@davaux/storage
Zero-dependency S3-compatible object storage client for Davaux. Uses hand-rolled AWS Signature V4 signing over fetch — no AWS SDK dependency. Works against any S3-compatible provider: Linode Object Storage, Cloudflare R2, MinIO, AWS S3.
Installation
npm install @davaux/storage
Basic setup
import { createS3Client } from '@davaux/storage'
const s3 = createS3Client({
endpoint: process.env.S3_ENDPOINT!, // hostname only, e.g. 'us-southeast-1.linodeobjects.com'
region: process.env.S3_REGION!, // e.g. 'us-southeast-1'
bucket: process.env.S3_BUCKET!,
accessKeyId: process.env.S3_ACCESS_KEY_ID!,
secretAccessKey: process.env.S3_SECRET_ACCESS_KEY!,
})
Config
| Option | Type | Description |
|---|---|---|
endpoint | string | Hostname only, no protocol — e.g. us-southeast-1.linodeobjects.com. |
region | string | Signing region — e.g. us-southeast-1. |
bucket | string | Bucket name. |
accessKeyId | string | Access key. |
secretAccessKey | string | Secret key. |
publicUrl | string | Optional CDN/custom domain base URL, used instead of the virtual-hosted-style https://{bucket}.{endpoint} URL when constructing object URLs. |
Uploading objects
Buckets are private by default on most S3-compatible providers. Pass acl: 'public-read' for objects that should be directly viewable by browsers, such as avatars or banners:
// src/routes/api/upload.post.ts
import { defineAction } from 'davaux'
import { createS3Client } from '@davaux/storage'
const s3 = createS3Client({ /* ...config */ })

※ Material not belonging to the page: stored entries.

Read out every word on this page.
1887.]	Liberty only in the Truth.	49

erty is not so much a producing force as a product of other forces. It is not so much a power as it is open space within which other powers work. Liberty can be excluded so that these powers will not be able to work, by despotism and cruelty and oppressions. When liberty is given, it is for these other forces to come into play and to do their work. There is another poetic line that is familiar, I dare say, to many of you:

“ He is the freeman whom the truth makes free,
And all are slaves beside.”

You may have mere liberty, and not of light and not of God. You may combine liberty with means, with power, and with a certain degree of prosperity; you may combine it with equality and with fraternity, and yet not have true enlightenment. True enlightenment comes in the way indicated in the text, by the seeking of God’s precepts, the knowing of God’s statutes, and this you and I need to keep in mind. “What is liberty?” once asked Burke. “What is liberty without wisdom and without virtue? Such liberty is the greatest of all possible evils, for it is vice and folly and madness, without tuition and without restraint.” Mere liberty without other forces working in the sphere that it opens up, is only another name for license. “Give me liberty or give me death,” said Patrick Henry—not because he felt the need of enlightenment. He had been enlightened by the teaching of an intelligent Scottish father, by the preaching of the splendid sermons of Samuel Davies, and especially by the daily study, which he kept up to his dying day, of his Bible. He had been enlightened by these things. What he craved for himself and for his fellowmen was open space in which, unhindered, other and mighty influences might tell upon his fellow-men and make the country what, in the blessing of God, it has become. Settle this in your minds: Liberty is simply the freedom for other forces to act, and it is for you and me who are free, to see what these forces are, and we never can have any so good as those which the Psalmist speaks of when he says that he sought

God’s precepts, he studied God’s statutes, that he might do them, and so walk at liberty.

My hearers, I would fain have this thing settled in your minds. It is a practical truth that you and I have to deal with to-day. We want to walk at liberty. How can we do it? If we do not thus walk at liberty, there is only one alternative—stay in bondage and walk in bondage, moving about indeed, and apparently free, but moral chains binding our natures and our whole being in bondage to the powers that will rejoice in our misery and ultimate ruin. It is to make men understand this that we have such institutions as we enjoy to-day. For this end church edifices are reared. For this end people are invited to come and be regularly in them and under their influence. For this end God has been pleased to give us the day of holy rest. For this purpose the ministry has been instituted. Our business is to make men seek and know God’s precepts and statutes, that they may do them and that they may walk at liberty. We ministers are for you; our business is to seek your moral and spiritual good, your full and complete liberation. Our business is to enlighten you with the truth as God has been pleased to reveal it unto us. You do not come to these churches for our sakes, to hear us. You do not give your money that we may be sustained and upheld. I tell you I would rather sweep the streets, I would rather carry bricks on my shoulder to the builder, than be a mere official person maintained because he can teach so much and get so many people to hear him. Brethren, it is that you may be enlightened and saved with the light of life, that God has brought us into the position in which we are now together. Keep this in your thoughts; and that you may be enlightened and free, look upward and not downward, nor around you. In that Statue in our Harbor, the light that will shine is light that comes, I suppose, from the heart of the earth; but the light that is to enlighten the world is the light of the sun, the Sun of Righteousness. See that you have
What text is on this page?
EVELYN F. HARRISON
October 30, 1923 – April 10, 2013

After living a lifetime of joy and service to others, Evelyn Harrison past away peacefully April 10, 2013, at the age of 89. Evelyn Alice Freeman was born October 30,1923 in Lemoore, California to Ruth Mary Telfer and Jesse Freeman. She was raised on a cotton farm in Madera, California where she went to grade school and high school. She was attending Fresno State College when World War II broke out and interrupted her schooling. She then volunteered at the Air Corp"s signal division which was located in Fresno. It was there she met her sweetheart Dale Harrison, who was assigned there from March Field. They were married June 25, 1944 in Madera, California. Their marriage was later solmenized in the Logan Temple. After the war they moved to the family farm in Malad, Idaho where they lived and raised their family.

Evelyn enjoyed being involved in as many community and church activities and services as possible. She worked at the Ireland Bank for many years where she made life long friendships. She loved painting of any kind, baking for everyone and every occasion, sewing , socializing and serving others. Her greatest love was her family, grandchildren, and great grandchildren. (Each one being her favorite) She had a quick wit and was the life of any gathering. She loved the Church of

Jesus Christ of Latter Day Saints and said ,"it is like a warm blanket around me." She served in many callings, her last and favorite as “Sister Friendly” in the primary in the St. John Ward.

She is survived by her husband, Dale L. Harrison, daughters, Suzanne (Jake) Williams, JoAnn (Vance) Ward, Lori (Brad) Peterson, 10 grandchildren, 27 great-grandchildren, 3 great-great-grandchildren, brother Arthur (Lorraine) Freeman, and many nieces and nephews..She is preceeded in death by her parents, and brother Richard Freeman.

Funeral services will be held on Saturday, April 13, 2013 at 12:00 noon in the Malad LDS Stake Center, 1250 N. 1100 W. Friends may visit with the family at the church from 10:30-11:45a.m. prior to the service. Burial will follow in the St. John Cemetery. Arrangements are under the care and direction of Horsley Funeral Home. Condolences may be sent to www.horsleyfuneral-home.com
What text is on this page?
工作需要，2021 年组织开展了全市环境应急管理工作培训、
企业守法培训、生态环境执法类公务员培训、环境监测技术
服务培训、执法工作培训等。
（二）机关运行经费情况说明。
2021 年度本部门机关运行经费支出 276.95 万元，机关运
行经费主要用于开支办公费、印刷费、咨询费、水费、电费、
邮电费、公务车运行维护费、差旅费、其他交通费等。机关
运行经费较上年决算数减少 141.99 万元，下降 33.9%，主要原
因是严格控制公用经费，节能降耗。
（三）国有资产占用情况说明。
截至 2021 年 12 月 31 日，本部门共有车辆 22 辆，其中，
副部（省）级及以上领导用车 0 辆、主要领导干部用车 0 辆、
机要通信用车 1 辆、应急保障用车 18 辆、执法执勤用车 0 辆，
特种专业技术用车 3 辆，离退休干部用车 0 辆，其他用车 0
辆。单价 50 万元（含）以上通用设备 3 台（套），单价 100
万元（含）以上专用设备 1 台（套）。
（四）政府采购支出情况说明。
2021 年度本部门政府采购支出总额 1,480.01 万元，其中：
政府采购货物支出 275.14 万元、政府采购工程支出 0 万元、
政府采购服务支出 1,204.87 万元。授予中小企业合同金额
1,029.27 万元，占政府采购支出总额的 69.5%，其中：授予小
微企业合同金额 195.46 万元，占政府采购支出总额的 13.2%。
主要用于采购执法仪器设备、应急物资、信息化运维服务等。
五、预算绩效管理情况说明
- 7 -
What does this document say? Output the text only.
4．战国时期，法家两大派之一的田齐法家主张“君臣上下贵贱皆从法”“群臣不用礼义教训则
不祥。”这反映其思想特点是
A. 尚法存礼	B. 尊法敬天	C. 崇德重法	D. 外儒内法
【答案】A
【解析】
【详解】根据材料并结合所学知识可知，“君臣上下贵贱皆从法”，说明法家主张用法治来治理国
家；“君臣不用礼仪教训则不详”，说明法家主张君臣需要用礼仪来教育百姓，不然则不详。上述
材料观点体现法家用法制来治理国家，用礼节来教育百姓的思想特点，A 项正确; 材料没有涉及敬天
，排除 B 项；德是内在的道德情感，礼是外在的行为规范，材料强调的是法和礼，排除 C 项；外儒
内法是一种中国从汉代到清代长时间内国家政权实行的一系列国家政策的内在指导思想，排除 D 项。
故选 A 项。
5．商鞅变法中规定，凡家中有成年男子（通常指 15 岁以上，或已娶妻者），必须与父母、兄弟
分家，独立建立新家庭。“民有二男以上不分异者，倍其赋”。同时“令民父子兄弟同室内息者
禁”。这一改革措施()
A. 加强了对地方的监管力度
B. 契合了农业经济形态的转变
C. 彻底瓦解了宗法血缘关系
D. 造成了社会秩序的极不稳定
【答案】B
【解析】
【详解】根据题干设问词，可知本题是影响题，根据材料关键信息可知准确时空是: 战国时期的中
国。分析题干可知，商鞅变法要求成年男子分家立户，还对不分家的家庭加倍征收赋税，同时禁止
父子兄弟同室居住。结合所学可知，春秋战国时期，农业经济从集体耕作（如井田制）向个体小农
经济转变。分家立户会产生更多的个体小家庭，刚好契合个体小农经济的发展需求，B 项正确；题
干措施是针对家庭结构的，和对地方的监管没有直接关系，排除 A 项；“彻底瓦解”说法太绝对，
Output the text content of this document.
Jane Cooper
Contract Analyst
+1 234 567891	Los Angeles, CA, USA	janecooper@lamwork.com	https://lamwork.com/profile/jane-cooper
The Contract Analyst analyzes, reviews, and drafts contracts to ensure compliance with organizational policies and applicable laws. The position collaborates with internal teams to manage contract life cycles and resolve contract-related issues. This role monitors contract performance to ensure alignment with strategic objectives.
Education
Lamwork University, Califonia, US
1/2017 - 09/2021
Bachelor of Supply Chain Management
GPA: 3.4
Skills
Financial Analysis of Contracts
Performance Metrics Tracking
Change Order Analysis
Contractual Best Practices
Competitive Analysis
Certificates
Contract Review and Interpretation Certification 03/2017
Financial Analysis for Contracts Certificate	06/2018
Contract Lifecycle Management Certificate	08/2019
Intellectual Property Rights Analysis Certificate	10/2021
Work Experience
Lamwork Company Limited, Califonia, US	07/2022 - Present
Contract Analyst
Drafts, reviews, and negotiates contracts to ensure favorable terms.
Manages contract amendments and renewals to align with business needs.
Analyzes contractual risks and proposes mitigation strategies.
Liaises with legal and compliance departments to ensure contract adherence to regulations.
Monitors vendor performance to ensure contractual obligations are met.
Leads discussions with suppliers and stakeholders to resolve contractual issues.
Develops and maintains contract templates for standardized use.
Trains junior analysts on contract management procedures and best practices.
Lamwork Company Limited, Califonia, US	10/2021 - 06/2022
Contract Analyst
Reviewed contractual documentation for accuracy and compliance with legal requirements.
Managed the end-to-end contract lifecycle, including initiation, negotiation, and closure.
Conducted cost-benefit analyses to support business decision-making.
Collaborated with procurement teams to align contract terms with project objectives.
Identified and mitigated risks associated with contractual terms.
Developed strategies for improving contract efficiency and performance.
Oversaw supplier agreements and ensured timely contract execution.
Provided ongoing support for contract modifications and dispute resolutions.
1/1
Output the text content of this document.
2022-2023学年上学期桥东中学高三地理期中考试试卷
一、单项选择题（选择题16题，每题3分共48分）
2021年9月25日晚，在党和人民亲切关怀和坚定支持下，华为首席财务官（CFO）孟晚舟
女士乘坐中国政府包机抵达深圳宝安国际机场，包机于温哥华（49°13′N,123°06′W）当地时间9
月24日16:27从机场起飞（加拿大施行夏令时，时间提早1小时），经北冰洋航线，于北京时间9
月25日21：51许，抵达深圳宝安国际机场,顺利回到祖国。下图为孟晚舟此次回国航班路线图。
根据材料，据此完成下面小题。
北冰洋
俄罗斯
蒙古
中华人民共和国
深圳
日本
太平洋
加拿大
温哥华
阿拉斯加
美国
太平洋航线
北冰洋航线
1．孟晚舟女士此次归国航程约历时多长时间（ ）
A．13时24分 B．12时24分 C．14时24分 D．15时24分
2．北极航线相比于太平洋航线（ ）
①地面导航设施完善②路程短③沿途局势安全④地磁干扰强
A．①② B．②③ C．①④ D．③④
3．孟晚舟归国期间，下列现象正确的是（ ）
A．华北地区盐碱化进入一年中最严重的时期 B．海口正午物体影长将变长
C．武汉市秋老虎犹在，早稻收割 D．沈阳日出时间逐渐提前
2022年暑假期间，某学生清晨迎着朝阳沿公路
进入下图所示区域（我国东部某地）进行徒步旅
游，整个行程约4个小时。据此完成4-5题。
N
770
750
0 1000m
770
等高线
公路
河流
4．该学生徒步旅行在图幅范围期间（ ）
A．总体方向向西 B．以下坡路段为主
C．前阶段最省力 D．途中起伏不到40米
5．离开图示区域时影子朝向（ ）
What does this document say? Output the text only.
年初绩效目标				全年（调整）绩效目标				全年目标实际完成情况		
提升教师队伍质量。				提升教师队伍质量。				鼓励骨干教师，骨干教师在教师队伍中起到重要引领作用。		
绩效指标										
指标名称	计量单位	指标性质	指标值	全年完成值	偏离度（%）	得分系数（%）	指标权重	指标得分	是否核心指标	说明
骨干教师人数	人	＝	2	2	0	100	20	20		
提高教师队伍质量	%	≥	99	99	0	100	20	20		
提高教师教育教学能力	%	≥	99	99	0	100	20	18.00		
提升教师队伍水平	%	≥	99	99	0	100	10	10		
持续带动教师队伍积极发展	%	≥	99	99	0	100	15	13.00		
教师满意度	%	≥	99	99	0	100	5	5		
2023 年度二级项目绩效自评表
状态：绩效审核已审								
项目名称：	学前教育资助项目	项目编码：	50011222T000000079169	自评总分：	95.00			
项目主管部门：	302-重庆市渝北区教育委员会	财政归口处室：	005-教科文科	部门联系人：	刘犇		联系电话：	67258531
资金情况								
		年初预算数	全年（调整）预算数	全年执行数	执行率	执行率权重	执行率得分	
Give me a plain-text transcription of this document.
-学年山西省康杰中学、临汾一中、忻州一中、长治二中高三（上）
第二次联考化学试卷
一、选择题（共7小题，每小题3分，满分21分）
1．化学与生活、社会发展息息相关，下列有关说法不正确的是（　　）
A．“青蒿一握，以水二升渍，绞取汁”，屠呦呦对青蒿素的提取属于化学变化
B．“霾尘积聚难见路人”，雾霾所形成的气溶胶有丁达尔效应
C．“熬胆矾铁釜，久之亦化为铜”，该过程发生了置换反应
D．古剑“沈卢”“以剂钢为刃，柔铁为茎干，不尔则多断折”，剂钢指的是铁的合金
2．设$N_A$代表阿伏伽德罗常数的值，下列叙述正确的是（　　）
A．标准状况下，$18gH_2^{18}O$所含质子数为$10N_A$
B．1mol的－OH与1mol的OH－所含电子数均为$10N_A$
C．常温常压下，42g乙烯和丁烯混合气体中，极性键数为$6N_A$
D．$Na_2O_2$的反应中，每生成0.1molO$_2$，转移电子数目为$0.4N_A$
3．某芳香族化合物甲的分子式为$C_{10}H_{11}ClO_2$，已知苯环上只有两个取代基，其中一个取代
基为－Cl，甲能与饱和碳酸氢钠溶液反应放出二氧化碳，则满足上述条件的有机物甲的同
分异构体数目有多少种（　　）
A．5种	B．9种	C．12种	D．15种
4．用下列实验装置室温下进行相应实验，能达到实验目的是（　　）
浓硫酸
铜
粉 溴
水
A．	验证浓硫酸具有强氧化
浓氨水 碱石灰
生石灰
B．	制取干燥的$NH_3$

export const action = defineAction(async (ctx) => {
const form = await ctx.form()
const file = form.get('avatar') as File
const buffer = Buffer.from(await file.arrayBuffer())
const { key, url } = await s3.putObject(
`avatars/123/${file.name}`,
buffer,
file.type,
{ acl: 'public-read' },
)
return { key, url }
})
putObject throws if the upload fails (non-2xx response), with the provider's status code and body in the error message.
Deleting objects
await s3.deleteObject('avatars/123/abc.png')
deleteObject treats a 404 response as success — deleting an object that's already gone is not an error.
Resolving public URLs
s3.getPublicUrl('avatars/123/abc.png')
// => 'https://my-bucket.us-southeast-1.linodeobjects.com/avatars/123/abc.png'
If publicUrl is set in the config (for a CDN or custom domain in front of the bucket), getPublicUrl uses that base instead:
const s3 = createS3Client({
// ...
publicUrl: 'https://cdn.example.com',
})
s3.getPublicUrl('avatars/123/abc.png')
// => 'https://cdn.example.com/avatars/123/abc.png'
S3Client API
| Method | Description |
|---|---|
putObject(key, data, contentType, options?) | Uploads a Buffer to key with the given content type. Returns { key, url }. |
deleteObject(key) | Deletes the object at key. No-op if it doesn't exist. |
getPublicUrl(key) | Synchronously resolves the public URL for key, without making a request. |
PutObjectOptions
| Option | Type | Description |
|---|---|---|
acl | 'private' | 'public-read' | Canned ACL applied to the object. Omit to leave the bucket's default ACL in place. |
Why no AWS SDK?
The AWS SDK pulls in a large dependency tree for functionality this package implements directly: SigV4 request signing via Node's built-in node:crypto, and uploads/deletes via fetch. This keeps the package dependency-free and works identically against any S3-compatible endpoint, not just AWS.